• Feb

    How to Deal with Noise in Mexico


    There are several things you need to know if you want to come to Mexico for a holiday or for a longer period of time. One of these issues is noise. Mexico is one of the noisiest countries in the world, so if you have a sensitive constitution and do not or cannot tolerate loud noises, Mexico might not be the place for you.

    Noise comes in many forms: from vehicles, machinery, roosters, dogs, cats, parties and music. One thing you’ll quickly discover is that Mexicans love their music and they like it LOUD, really loud at times. I’ve been in situations, like Carnaval last night where the bass boom was so heavy that it literally shook the ground under our feet and I could feel my clothing pulsating with the beat.

    Small wonder that many Mexicans have hearing trouble by the time they’re in their 30’s. To make matters worse for the workers, hearing aid protection doesn’t seem to be enforced. Recently, I saw I guy operating a jackhammer and he wasn’t wearing any hearing protection at all. Stuff like that makes me shudder, but I’m getting a bit off-topic here.

    One surefire way to avoid noise if you value your sleep (and privacy) is to stay in a gated community (not a hotel, especially not an all-inclusive, since these outfits frequently have loud stage shows). Another option is to stay in locations outside of the cities, where there are few people and it tends to be really quiet.

    I did that a couple of years ago on a trip to the Riviera Maya. We wound up in a gated complex about a 10 minute drive from the nearby towns. It was very peaceful and quiet.

    In the towns and cities though, that’s another story. It can get pretty loud there. As a case in point, one of the places I’ve stayed is Bucerias, a small town about 30 minutes north of Puerto Vallarta. Depending on where you are, the noise can be pretty bad.

    In addition, Bucerias is bisected by a large 4 lane highway, so if you’re anywhere near that, expect noise, especially from trucks. One of the things they do is "jake braking," where the exhaust is rerouted back into the engine to slow the vehicle down.

    It works, but the truck makes a really loud, "BLAP, BLAP, BLAP" sound that will shake your building (not to mention you) if you’re anywhere close to it. Apparently it’s been outlawed, but it still goes on.

    Next, we get to other noises, such as mechanical or industrial. Not much you can do about that if you’re walking the streets in the city, except to try to minimize your exposure to it, if you can.

    Finally, I’m going to talk about the worst type of noise, which occurs in residential areas. Back to my Bucerias example.

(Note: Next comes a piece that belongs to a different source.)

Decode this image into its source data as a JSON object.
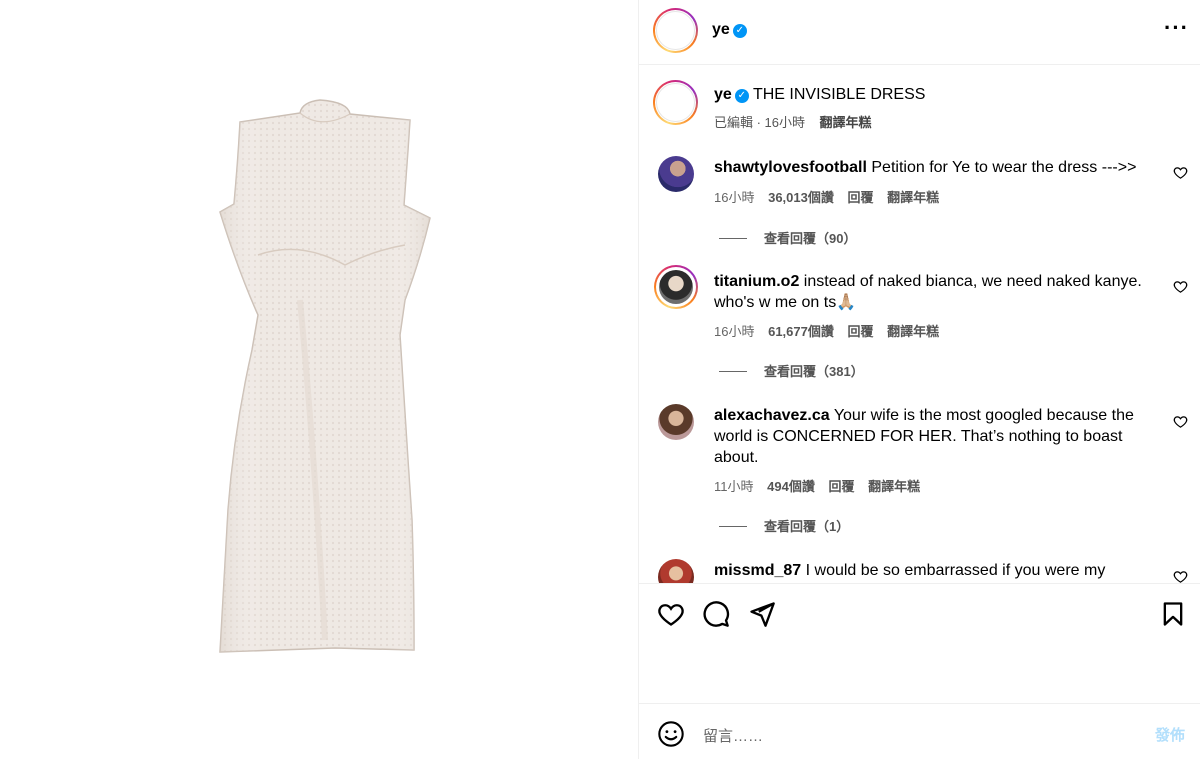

On some nights, the local band would start to play – at 9:00pm (about 6 blocks away on the other side of the highway) and the music would go on until 3:00am.

    And it was LOUD!

    All the ingredients for a sleepless night. You can close your windows, but windows here tend to be single pane and they won’t help much. Also, if your room it hot, it will get stifling quickly.

    Here’s my solution. Get yourself a device that creates white noise. In my case, I had an old fan with a bent blade. I put the fan by my bed and turned it up until the noise of the fan more or less matched the sound level of the band.

    Then I was able to sleep. At 3:00am the band quit playing. I woke up, turned off the fan and slept the rest of the night.

    Other noises aren’t so easy to deal with. One of these are crowing roosters. First off, let me dispel the myth of roosters crowing at dawn. What a load of tripe! In reality, roosters crow at any hour of the day or night – including 2:00am.

    To make matters worse, one starts crowing, then others, hearing the sound, start crowing as well, then you have a cacophony of the buggers crowing all over town. Small wonder so many residents are bleary-eyed in the morning.

    It’s even worse if you’re the unlucky recipient of a rooster that’s camped out on your doorstep. That happened to a friend of mine. She had a rooster below her apartment that drove her crazy at night. Looking for a solution, she bought a slingshot at the local market.

    Next she tried target practice with frozen peas, but that didn’t work too well, so she graduated to small rocks.

    When she fired one at the rooster, there was a loud squawking and a huge cloud of feathers. The bird took off in the direction of the arroyo in Bucerias. There, it met up with another rooster. Big fight.

    Guess who came back?

    My friend, undaunted, shot him again. That did it. The rooster took off, never came back and my friend was able to get a decent sleep.

    Last night, we were treated to a cat’s concert. Man, it seemed like the yowling would go on forever. Thank God it was several blocks away.

    Now we come to the worst noisemaker – dogs. In my experience, absolutely nothing will blot out that sound, not even earplugs.

    Dogs have the uncanny ability to make themselves heard over virtually anything. In one case where I lived, we discussed using "the magic meatball" to deal with the issue, but none of us could bring ourselves to do it.

    If you have a noise problem with dogs, my best advice is to move. It sucks, but I can’t think of a better solution. It’s not worth it to hang around and try to fight it. You could make the situation worse, as I found out the hard way. You either find a way to adapt or move on. That’s my best advice to you.